Unfortunately our sample is too small to compare father-son, mother-son, father-daughter and mother-daughter dyads. With such subdivisions the sample standard errors would double. Moreover, we did not have twins in our sample, so we cannot perform monozygotic—dizygotic comparisons.

In terms of PWI domains, only the relationship between standard of living and future security can be considered to be significantly related between parents and children. Again, these weak parent-child correlations provide little support for the idea that individual set-points, which must influence estimations of domain satisfaction to some extent, are highly heritable.

One caveat for the negative interpretation of these results is that life satisfaction exhibits non-linear properties and, therefore perhaps another kind of statistical techniques should be used (González, 2006; González, Casas, & Coenders, 2007a; González, Coenders & Casas, 2007b).

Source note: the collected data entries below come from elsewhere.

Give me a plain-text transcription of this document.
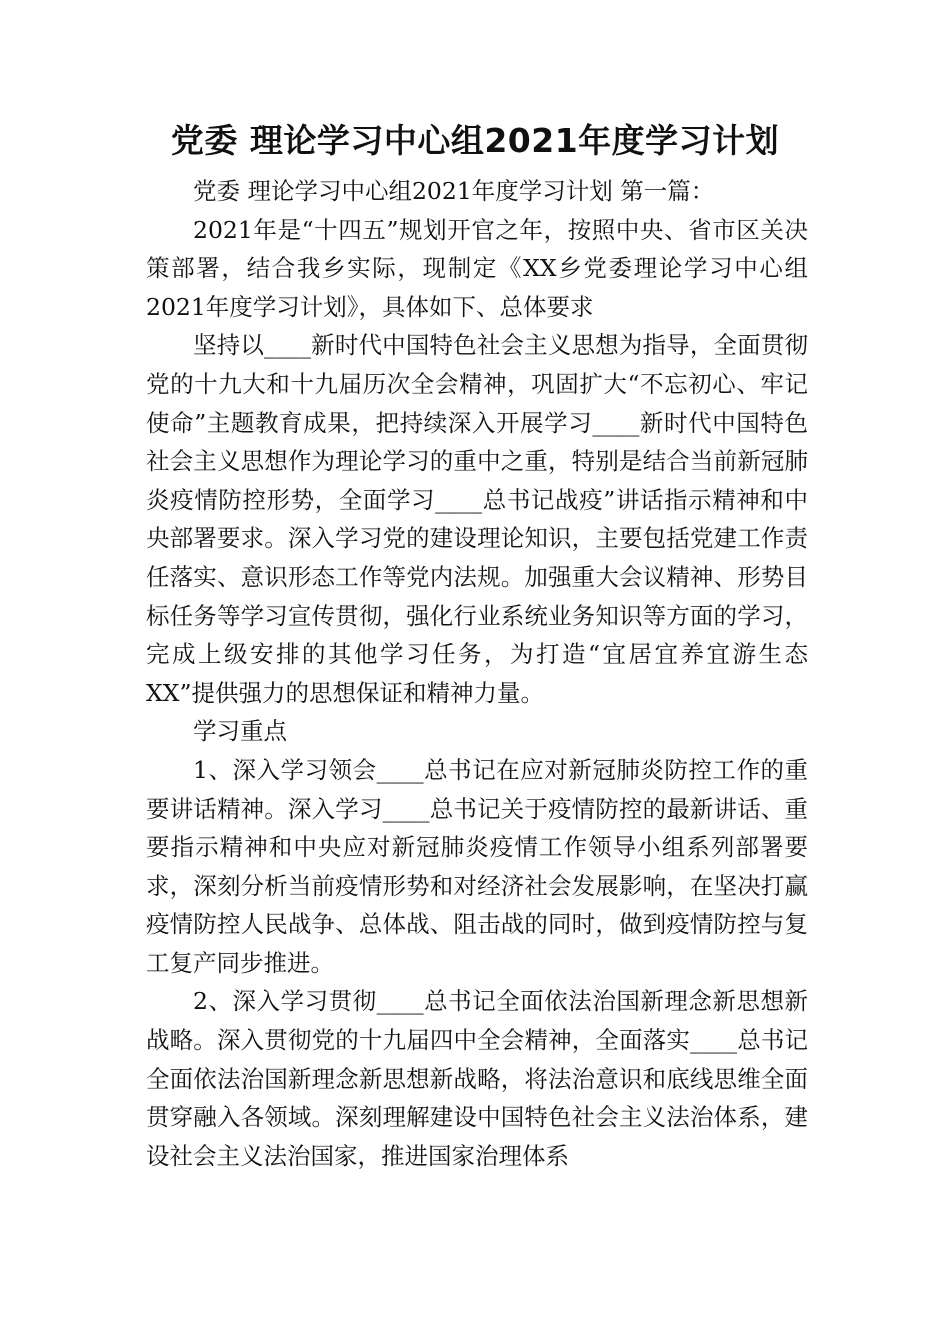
党委 理论学习中心组2021年度学习计划

党委 理论学习中心组2021年度学习计划 第一篇：

2021年是“十四五”规划开官之年，按照中央、省市区关决策部署，结合我乡实际，现制定《XX乡党委理论学习中心组2021年度学习计划》，具体如下、总体要求

坚持以____新时代中国特色社会主义思想为指导，全面贯彻党的十九大和十九届历次全会精神，巩固扩大“不忘初心、牢记使命”主题教育成果，把持续深入开展学习____新时代中国特色社会主义思想作为理论学习的重中之重，特别是结合当前新冠肺炎疫情防控形势，全面学习____总书记战疫”讲话指示精神和中央部署要求。深入学习党的建设理论知识，主要包括党建工作责任落实、意识形态工作等党内法规。加强重大会议精神、形势目标任务等学习宣传贯彻，强化行业系统业务知识等方面的学习，完成上级安排的其他学习任务，为打造“宜居宜养宜游生态XX”提供强力的思想保证和精神力量。

学习重点

1、深入学习领会____总书记在应对新冠肺炎防控工作的重要讲话精神。深入学习____总书记关于疫情防控的最新讲话、重要指示精神和中央应对新冠肺炎疫情工作领导小组系列部署要求，深刻分析当前疫情形势和对经济社会发展影响，在坚决打赢疫情防控人民战争、总体战、阻击战的同时，做到疫情防控与复工复产同步推进。

2、深入学习贯彻____总书记全面依法治国新理念新思想新战略。深入贯彻党的十九届四中全会精神，全面落实____总书记全面依法治国新理念新思想新战略，将法治意识和底线思维全面贯穿融入各领域。深刻理解建设中国特色社会主义法治体系，建设社会主义法治国家，推进国家治理体系
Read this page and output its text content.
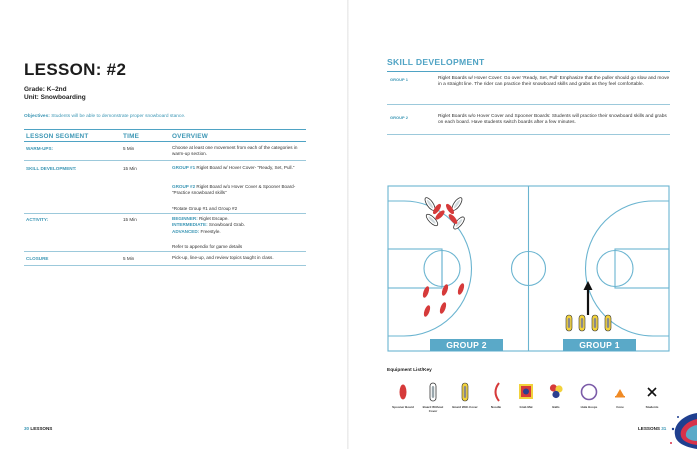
LESSON: #2
Grade: K–2nd
Unit: Snowboarding
Objectives: Students will be able to demonstrate proper snowboard stance.
LESSON SEGMENT	TIME	OVERVIEW
WARM-UPS:	5 Min	Choose at least one movement from each of the categories in warm-up section.
SKILL DEVELOPMENT:	15 Min	GROUP #1 Riglet Board w/ Hover Cover- “Ready, Set, Pull.”
GROUP #2 Riglet Board w/o Hover Cover & Spooner Board- “Practice snowboard skills”
*Rotate Group #1 and Group #2
ACTIVITY:	15 Min	BEGINNER: Riglet Escape.
INTERMEDIATE: Snowboard Grab.
ADVANCED: Freestyle.
Refer to appendix for game details
CLOSURE	5 Min	Pick-up, line-up, and review topics taught in class.
30 LESSONS
SKILL DEVELOPMENT
GROUP 1	Riglet Boards w/ Hover Cover: Go over ‘Ready, Set, Pull’ Emphasize that the puller should go slow and move in a straight line. The rider can practice their snowboard skills and grabs as they feel comfortable.
GROUP 2	Riglet Boards w/o Hover Cover and Spooner Boards: Students will practice their snowboard skills and grabs on each board. Have students switch boards after a few minutes.
GROUP 2	GROUP 1
Equipment List/Key
Spooner Board	Board Without Cover
Board With Cover	Noodle	Grab Mat	Balls	Hula Hoops	Cone	Students
LESSONS 31
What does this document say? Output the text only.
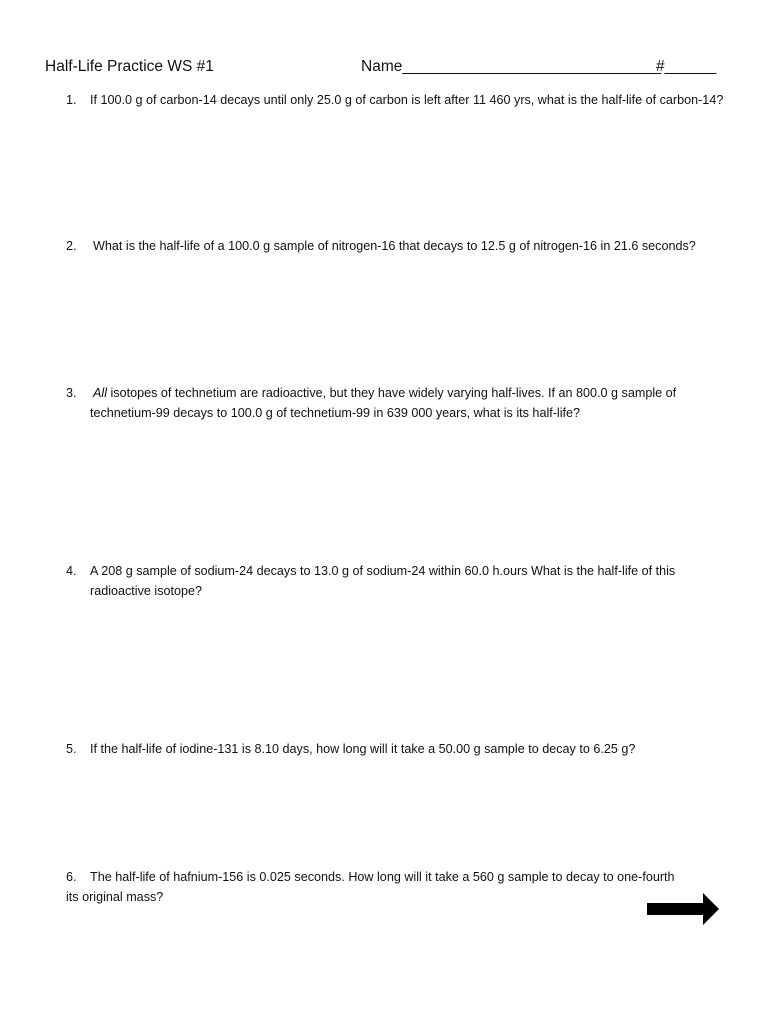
Half-Life Practice WS #1	Name______________________________
#______
1. If 100.0 g of carbon-14 decays until only 25.0 g of carbon is left after 11 460 yrs, what is the half-life of carbon-14?
2. What is the half-life of a 100.0 g sample of nitrogen-16 that decays to 12.5 g of nitrogen-16 in 21.6 seconds?
3. All isotopes of technetium are radioactive, but they have widely varying half-lives. If an 800.0 g sample of technetium-99 decays to 100.0 g of technetium-99 in 639 000 years, what is its half-life?
4. A 208 g sample of sodium-24 decays to 13.0 g of sodium-24 within 60.0 h.ours What is the half-life of this radioactive isotope?
5. If the half-life of iodine-131 is 8.10 days, how long will it take a 50.00 g sample to decay to 6.25 g?
6. The half-life of hafnium-156 is 0.025 seconds. How long will it take a 560 g sample to decay to one-fourth
its original mass?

However, even though such non-linearity is certain, the correlations we have obtained are so small that this is unlikely to be the dominating influence. Moreover, the normative nature of these data implies that the conditions for the demonstration of heritability appear to be good. We therefore conclude that these results have failed to provide evidence for high heritability of set-points for SWB, even though the PWI results seem to indicate a detectable influence of a shared environment.